A arborização urbana consiste na cobertura vegetal de porte arbóreo existente nas cidades, a qual ocupa três espaços distintos: as áreas livres de uso destinado ao público; as áreas livres de uso particular e aquelas que acompanham o sistema viário. De acordo com o IBGE (2013), no Brasil, os domicílios mais arborizados (árvores em volta de quarteirões, calçadas ou canteiros), com exceção de Goiânia, concentram-se nas regiões Sul e Sudeste do país. Nas regiões Norte e Nordeste, as capitais Belém, com 22,4%, e Manaus, no meio da Floresta Amazônica, com 25,1%, têm os menores percentuais de arborização. Já Brasília ficou na 12ª posição no ranking. A cidade foi concebida com parques e jardins entre as quadras do Plano Piloto, entretanto as condições de infraestrutura das cidades satélites reduzem consideravelmente o índice de arborização do Distrito Federal (DF) como um todo.

A escolha de árvores mais adaptadas ao meio urbano deve ser muito criteriosa. Cuidados imprescindíveis em projetos de arborização incluem a correta escolha da espécie de acordo com suas particularidades e condições do local, bem como valores culturais e ambientais da cidade (Schuch, 2006; Gonçalves et al., 2004; Copel, 2007). Pivetta & Silva

19 Filho (2002) apontam ainda vários fatores a serem considerados no processo de arborização, dentre eles a rede aérea de energia é o fator importante que interfere de forma decisiva no plano de arborização das cidades. Para Milano & Dalcin (2000) a explosão imobiliária na década de 1960 propiciou a perda dos jardins privados, contribuindo para a impermeabilização do solo e o patrimônio das áreas verdes das cidades ficou cada vez mais restrito à arborização de ruas, praças, parques e maciços florestais.
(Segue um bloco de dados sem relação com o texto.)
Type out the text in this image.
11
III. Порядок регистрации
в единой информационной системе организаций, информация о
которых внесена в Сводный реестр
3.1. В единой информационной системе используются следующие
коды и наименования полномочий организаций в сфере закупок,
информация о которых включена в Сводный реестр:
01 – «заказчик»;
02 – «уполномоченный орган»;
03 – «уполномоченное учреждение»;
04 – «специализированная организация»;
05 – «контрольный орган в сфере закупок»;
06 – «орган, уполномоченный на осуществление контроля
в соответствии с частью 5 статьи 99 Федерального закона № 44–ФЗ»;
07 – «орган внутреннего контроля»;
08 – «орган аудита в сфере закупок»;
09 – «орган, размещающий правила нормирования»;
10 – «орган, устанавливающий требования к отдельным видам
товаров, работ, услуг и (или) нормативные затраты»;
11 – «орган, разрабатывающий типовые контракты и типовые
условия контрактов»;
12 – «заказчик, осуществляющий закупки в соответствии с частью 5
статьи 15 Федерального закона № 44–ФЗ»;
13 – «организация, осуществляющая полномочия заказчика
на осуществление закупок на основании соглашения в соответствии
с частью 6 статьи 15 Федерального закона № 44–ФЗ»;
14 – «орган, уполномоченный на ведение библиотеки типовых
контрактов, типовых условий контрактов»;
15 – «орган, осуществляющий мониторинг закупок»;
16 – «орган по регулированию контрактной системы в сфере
Na escolha de espécies para arborização, recomenda-se a diversificação das espécies por dois motivos básicos. O primeiro deles é evitar a monotonia na paisagem e o segundo é evitar problemas de pragas e doenças (IPEF, 2006). O recomendado é que populações individuais não ultrapassem 10 ou 15% da população total, no entanto é conhecido que em muitas situações ocorre a prevalência de uma única espécie. Um levantamento de espécies arbóreas realizado por Graziano et al. (1987) em Jaboticabal (SP) mostrou que Nectandra saligna (canela-preta, família Lauraceae) correspondia a 43% do número total de plantas usadas na época para arborização. Anos mais tarde, Freitas et al. (1992) relataram a ocorrência de uma coleobroca (Cratosomus curassaviensis) o que acarretou o decréscimo na porcentagem de indivíduos de plantas para 7,8% . Pivetta & Silva Filho (2002) reúnem alguns dados de Freitas et al. (1992); Machado et al. (1992) e Sousa et al. (1997) ao relatar várias pragas e doenças ocorrendo em espécies arbóreas usadas no Distrito Federal. O tema é preocupante, tendo em vista que o controle químico de pragas e doenças no ambiente urbano não é recomendado por razões de segurança da população.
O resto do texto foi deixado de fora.